Represas de Juiz de Fora atingem níveis máximos após fevereiro mais chuvoso da história
Represas de Juiz de Fora em níveis máximos após chuvas recordes

Represas de Juiz de Fora atingem níveis históricos após fevereiro mais chuvoso

Diante do cenário de chuvas intensas que atingiram Juiz de Fora, o mês de fevereiro registrou o maior acumulado de precipitações da história da cidade. Como consequência direta desse fenômeno climático, as represas responsáveis pelo abastecimento do município apresentam níveis expressivamente elevados, marcando um contraste significativo com períodos anteriores de escassez.

Volumes atuais mostram recuperação impressionante

Na represa João Penido, o volume atingiu impressionantes 99% na sexta-feira, dia 27 de fevereiro. Este número representa um aumento considerável quando comparado ao mesmo período do ano anterior, quando o nível estava em 86,2%. A transformação é ainda mais notável ao se observar que, há apenas três meses, no dia 24 de novembro de 2025, o manancial operava com apenas 35,3% de sua capacidade total.

A represa de São Pedro também se encontra praticamente no nível máximo, igualmente registrando 99% na última sexta-feira. No dia 27 de fevereiro de 2025, este reservatório operava com 81,3%, demonstrando uma recuperação substancial no período de um ano. Já a represa Chapéu D'uvas opera atualmente com 77,8% de sua capacidade, volume que representa um aumento de 5,5% em relação ao mesmo dia do ano passado.

Cesama garante normalidade operacional

A Companhia de Saneamento Municipal (Cesama) emitiu um comunicado esclarecendo que as três barragens são monitoradas diariamente e que todas estão funcionando dentro da normalidade operacional, sem qualquer motivo para alarme. "Os sistemas de descarga desses mananciais regulam o volume e o nível dessas barragens de forma eficiente e segura", explicou a companhia.

A Cesama destacou ainda que as vistorias de segurança fazem parte da rotina operacional padrão da empresa, sendo realizadas com regularidade para garantir a integridade das estruturas. "Em períodos de chuvas intensas, reforçamos a frequência das inspeções por precaução e zelo com a operação", complementou a companhia, demonstrando atenção especial às condições climáticas adversas.
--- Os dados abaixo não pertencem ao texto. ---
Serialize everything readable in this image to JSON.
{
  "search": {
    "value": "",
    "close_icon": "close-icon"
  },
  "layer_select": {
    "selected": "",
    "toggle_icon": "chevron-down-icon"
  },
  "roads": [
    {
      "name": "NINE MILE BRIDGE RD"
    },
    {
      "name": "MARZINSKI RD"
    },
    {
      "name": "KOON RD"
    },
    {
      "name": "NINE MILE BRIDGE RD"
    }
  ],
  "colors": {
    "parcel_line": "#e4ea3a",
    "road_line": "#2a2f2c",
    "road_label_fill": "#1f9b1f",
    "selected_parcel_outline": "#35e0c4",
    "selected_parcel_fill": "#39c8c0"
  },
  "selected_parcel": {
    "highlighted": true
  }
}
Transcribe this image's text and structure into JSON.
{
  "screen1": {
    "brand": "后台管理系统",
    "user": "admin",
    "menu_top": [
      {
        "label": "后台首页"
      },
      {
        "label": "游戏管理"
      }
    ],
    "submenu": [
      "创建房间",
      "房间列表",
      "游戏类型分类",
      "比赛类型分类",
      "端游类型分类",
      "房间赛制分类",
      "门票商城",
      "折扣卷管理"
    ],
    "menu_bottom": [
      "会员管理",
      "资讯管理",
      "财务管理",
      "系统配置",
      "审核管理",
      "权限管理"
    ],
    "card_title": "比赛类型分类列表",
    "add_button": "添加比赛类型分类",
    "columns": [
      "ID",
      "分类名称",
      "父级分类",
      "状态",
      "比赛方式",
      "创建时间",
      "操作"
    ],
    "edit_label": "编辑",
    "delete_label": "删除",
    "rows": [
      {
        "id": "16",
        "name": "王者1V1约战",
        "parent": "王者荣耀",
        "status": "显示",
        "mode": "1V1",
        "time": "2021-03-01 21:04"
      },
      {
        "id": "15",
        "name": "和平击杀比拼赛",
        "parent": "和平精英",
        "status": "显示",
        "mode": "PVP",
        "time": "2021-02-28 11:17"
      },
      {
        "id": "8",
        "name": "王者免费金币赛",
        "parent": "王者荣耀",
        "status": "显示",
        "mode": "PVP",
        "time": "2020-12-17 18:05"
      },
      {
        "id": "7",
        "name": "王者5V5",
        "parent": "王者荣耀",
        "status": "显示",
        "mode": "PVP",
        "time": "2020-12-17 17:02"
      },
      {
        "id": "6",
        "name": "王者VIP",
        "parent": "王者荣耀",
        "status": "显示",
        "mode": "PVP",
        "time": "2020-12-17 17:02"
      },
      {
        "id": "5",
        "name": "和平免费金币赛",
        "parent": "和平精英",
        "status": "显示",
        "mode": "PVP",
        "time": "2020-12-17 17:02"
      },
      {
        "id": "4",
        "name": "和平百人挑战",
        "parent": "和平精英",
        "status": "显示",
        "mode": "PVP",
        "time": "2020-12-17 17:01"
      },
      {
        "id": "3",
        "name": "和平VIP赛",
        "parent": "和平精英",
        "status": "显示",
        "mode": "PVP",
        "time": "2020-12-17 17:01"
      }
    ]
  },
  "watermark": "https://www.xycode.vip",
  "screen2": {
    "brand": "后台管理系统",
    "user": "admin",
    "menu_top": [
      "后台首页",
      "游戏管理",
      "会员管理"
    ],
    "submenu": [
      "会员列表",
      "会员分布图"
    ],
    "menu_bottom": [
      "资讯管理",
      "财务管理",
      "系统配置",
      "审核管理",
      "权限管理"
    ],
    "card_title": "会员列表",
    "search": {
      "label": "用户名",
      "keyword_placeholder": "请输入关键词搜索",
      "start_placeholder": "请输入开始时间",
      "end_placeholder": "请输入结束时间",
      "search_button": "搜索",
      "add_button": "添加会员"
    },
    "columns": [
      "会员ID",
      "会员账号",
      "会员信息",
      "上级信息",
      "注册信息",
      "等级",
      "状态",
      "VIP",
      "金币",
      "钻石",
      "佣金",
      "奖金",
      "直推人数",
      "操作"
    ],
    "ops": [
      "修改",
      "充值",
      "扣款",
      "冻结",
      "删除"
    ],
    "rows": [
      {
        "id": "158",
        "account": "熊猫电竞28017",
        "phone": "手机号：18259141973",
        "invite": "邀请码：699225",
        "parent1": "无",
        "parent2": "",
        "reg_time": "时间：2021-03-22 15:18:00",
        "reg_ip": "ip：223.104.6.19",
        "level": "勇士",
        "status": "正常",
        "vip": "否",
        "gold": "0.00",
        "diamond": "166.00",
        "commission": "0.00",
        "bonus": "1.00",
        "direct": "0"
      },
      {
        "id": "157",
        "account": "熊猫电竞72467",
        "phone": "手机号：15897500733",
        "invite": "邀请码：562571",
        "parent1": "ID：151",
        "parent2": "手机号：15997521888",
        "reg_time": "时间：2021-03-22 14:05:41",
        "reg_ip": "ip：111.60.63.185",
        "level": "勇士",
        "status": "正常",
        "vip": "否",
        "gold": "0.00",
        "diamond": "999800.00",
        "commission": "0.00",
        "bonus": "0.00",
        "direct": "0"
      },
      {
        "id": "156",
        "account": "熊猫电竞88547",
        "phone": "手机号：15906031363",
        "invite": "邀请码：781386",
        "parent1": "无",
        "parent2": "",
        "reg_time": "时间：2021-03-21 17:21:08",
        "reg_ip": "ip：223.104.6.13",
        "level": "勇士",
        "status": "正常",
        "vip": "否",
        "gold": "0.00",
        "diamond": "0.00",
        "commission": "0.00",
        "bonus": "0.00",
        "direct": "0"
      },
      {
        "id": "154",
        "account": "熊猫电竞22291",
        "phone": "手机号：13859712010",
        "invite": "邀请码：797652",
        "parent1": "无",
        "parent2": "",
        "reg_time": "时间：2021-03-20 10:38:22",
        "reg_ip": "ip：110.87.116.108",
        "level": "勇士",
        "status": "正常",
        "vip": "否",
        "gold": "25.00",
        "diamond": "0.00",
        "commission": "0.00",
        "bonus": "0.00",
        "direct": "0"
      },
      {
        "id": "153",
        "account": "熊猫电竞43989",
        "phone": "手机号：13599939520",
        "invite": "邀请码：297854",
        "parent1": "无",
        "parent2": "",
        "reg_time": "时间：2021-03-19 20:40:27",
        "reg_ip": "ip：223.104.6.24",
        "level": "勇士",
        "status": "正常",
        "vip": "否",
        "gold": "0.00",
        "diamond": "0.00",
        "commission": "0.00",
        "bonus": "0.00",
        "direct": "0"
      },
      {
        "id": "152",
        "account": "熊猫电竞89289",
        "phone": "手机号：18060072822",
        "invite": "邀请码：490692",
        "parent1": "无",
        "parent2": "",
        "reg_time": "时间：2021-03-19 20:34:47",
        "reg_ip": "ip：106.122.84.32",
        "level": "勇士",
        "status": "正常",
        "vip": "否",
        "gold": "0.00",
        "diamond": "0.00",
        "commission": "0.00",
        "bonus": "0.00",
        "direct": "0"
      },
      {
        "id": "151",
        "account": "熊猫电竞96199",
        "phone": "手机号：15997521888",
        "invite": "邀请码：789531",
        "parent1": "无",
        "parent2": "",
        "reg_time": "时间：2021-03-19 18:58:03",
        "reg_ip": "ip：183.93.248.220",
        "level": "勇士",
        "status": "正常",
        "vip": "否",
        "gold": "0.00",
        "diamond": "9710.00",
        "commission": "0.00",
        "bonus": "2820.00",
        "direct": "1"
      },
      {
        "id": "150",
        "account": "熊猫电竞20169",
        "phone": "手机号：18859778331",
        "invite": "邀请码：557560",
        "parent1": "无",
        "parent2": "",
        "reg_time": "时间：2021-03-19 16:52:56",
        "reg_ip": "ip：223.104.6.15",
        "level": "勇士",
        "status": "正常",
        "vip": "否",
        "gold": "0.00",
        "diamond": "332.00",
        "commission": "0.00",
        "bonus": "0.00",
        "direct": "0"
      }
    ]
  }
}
Este cenário de recuperação dos reservatórios representa uma mudança significativa na situação hídrica da região, que havia enfrentado períodos críticos de baixos volumes nos meses anteriores. A combinação entre o fevereiro mais chuvoso da história e os sistemas de gestão dos recursos hídricos resultou nesse quadro positivo para o abastecimento da população de Juiz de Fora.